RESEARCH
1. Light-stimuli responsive liquid crystalline polymers
Polymer-based soft materials that are free of rigid joints can achieve locomotion with a high degree of freedom. We investigate the photomotility of soft actuators and soft robots with programmable light-responsive liquid crystalline polymers (LCPs). LCPs with anisotropic molecular orientation and controlled geometry can demonstrate rolling, steering, and even jumping motions by photo-triggered actuation. By introducing conductive materials to LCPs, we also explore shape-reconfigurable electronics that can transform their 2D shape into 3D structure. Having on-demand and contactless shape-programmability, LCPs can be promising materials for stretchable devices and untethered soft robotic systems.

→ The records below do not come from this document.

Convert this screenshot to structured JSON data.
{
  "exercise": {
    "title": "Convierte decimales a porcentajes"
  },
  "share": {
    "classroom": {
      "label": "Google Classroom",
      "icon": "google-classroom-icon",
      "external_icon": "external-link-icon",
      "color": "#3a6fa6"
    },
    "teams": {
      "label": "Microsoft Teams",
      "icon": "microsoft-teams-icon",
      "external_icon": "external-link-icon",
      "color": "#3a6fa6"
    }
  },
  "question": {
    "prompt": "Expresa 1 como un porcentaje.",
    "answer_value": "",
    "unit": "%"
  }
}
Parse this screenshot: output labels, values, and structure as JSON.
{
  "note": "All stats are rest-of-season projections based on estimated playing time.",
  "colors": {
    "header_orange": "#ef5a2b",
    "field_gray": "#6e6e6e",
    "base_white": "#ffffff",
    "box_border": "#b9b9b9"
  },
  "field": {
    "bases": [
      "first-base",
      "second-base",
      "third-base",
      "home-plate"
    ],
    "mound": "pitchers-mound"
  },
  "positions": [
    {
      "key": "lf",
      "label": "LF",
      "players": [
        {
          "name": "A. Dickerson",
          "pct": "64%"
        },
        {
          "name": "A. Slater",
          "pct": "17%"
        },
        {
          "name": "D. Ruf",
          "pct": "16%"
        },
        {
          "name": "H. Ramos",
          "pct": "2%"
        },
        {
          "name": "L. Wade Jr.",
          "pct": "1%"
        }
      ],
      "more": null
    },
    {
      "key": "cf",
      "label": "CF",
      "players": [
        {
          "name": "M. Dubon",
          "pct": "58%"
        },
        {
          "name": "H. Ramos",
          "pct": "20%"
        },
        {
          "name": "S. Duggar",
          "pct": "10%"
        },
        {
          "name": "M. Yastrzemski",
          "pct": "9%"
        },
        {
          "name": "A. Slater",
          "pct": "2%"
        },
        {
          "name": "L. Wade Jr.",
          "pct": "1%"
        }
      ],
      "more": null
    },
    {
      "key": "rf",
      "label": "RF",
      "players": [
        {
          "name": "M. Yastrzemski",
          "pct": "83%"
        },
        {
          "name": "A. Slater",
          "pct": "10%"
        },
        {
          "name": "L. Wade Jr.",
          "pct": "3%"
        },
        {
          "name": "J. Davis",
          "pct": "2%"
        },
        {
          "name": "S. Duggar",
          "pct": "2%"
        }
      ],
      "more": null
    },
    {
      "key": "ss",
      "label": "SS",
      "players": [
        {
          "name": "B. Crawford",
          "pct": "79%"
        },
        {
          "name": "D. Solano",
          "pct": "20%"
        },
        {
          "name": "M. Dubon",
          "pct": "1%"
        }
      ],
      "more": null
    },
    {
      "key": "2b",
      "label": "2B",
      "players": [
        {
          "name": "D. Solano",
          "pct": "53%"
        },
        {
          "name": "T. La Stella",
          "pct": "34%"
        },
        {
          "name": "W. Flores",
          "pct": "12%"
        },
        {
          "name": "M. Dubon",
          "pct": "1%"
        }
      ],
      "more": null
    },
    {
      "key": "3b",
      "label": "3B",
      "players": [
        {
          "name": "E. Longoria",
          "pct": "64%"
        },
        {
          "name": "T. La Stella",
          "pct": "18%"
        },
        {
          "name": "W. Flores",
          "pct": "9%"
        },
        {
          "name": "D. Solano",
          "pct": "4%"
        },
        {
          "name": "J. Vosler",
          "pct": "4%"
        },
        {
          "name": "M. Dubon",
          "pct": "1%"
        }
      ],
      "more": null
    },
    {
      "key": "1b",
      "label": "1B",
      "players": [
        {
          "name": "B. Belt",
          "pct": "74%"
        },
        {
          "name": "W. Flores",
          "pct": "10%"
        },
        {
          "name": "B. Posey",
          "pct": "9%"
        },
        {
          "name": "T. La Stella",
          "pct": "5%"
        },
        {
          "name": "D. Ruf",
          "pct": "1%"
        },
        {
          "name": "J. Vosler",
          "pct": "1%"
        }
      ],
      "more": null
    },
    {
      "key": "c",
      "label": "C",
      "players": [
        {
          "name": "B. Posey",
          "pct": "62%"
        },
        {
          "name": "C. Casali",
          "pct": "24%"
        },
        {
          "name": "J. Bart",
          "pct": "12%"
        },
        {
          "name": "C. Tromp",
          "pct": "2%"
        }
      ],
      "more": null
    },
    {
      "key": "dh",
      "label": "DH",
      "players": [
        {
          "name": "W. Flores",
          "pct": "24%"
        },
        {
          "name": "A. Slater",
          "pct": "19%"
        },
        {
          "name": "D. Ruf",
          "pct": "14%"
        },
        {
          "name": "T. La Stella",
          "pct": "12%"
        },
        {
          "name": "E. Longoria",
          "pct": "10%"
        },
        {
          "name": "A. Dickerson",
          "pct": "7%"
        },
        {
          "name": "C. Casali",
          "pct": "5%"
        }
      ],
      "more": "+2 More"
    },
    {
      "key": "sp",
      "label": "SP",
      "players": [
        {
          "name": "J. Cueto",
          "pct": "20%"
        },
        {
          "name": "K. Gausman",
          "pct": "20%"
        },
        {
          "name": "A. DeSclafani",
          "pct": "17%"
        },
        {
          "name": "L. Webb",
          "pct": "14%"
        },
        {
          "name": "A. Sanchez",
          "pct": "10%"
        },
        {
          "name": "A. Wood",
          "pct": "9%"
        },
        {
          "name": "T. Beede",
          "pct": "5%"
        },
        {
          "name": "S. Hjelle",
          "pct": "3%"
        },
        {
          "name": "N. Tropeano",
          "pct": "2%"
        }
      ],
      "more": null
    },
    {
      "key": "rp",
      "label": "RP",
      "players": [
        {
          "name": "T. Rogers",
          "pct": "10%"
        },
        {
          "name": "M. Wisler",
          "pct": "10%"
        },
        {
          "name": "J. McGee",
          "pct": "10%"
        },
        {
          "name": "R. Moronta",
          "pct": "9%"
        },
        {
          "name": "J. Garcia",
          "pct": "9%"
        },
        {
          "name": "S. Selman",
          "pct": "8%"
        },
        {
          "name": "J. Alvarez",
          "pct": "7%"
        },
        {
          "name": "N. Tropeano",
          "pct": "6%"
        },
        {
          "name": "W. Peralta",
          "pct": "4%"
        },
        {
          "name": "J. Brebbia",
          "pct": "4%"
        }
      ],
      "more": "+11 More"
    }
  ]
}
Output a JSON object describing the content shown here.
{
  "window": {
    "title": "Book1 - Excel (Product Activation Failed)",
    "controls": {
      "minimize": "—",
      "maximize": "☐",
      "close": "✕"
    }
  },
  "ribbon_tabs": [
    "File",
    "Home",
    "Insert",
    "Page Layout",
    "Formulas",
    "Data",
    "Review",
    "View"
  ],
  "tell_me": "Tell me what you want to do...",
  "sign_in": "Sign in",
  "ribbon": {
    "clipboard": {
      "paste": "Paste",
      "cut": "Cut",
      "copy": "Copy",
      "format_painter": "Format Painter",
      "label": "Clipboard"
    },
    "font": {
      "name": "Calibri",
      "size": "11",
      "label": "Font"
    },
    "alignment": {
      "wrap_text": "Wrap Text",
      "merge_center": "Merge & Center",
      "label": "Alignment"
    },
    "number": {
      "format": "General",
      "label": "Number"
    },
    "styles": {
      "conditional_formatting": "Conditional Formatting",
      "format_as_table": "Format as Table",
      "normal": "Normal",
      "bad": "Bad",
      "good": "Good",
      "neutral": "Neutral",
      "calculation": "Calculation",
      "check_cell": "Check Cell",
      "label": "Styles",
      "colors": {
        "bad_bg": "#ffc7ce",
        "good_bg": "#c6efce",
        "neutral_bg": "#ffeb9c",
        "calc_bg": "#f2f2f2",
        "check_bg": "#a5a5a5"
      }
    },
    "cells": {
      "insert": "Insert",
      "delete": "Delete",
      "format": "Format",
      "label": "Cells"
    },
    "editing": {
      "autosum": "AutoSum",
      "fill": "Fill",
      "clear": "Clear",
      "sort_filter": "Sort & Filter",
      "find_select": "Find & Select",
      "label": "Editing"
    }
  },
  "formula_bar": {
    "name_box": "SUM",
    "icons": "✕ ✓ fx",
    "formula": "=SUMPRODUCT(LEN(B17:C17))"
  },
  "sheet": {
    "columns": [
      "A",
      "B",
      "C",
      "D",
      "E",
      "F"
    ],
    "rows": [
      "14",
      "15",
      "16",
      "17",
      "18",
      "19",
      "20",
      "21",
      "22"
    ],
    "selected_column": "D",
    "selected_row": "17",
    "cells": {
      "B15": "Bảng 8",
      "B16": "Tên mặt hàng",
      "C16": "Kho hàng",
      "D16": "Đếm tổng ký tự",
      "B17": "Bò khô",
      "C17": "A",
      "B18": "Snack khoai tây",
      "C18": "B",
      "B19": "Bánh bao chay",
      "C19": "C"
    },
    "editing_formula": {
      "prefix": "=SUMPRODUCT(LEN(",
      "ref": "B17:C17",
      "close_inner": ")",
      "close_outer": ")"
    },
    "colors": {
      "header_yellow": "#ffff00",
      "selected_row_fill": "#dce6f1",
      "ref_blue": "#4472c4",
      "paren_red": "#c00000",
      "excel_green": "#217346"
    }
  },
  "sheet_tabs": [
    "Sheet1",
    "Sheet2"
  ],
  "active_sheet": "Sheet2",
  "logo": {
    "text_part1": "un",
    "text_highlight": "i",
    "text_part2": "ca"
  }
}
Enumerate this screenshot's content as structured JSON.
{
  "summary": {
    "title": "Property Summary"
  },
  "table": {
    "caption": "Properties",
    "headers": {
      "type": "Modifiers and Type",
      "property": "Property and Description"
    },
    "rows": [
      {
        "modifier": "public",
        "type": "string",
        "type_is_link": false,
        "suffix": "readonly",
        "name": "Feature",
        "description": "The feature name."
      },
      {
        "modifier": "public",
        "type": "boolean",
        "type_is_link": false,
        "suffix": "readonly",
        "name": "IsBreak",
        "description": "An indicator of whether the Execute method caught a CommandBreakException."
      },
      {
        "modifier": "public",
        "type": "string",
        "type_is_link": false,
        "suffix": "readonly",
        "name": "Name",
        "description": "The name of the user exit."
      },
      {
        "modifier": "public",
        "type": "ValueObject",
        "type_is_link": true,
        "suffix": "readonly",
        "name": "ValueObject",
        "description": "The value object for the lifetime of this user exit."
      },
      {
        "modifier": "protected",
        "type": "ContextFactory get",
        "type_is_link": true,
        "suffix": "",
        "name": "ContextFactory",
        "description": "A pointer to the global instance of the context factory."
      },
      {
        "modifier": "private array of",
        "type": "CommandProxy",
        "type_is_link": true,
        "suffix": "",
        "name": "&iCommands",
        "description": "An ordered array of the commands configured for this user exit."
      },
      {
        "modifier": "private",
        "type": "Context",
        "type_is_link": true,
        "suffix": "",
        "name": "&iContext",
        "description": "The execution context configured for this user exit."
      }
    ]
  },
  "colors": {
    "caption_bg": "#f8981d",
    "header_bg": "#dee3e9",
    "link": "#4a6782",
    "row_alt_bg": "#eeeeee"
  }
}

2. Magnetically responsive polymer composites
Soft robots: Magnetic fields facilitate battery-free remote control of soft robots. We investigate the magnetically-responsive soft robots. Diverse 3D anisotropic magnetic robots are capable of versatile locomotion such as uphill climbing and agile swimming both underwater and above water. Additionally, the autonomous coordination of the magnetic robots facilitated various robotic tasks, including cargo transportation and microfluidic vortex regulation.
Micropillar arrays: Our research interests include 3D micro-structured surfaces for wetting, adhesion, antireflection, printing, and other diverse applications. Magneto-responsive micropillar arrays provide various reconfigurable surfaces by bringing about instantaneous responses from multiple objects via contactless control. We demonstrate reversible multimodal magneto-actuation and stepwise collective magnetic self-assembly of micropillars capable of shape-fixation by controlling wetting behaviors. Recently, our team achieved on-demand chirality selection of nature-inspired arrays as well as guided worm locomotion using magnetically reconfigurable 3D microtopography.
1. Petroleum-derived materials
Elemental sulfur (S) is a by-product which is generated to a vast surplus of 7 million tons per year in the petroleum refining processes. We can easily synthesize the stable and solid-state sulfur-rich polymer having a sulfur backbone by inverse-vulcanization. The sulfur-rich polymer has unique properties that can be applied to infrared (IR) optics and green energy harvesting. Compared to carbon-based polymers, sulfur-rich polymers show intrinsically high refractive index and transmission of IR region, allowing them to have applications in IR lenses and polarizers. Furthermore, the high electron affinity of elemental sulfur (−200 kJ/mol) enables the sulfur-rich polymer to generate surface charge density facilitating its application in triboelectric nanogenerator (TENG). The sulfur-rich polymer can also be applied in the field including battery and mercury filtration.
2. Bio-derived materials (cellulose, lignin)
The fabrication of polymer composites has been a prevailing research interest with its straightforward methods, but the fundamental understanding of the properties of polymer composites remains a puzzling and challenging area. Our aim is to fabricate polymer composites with enhanced thermomechanical properties using natural-derived filler materials and to clarify the processing-structure-property relationships. Designed to maximize favorable interactions among the components and following optimization efforts, plain melt mixing strategies can effectively blend conventional polymers with excess wood waste materials, such as cellulose and lignin.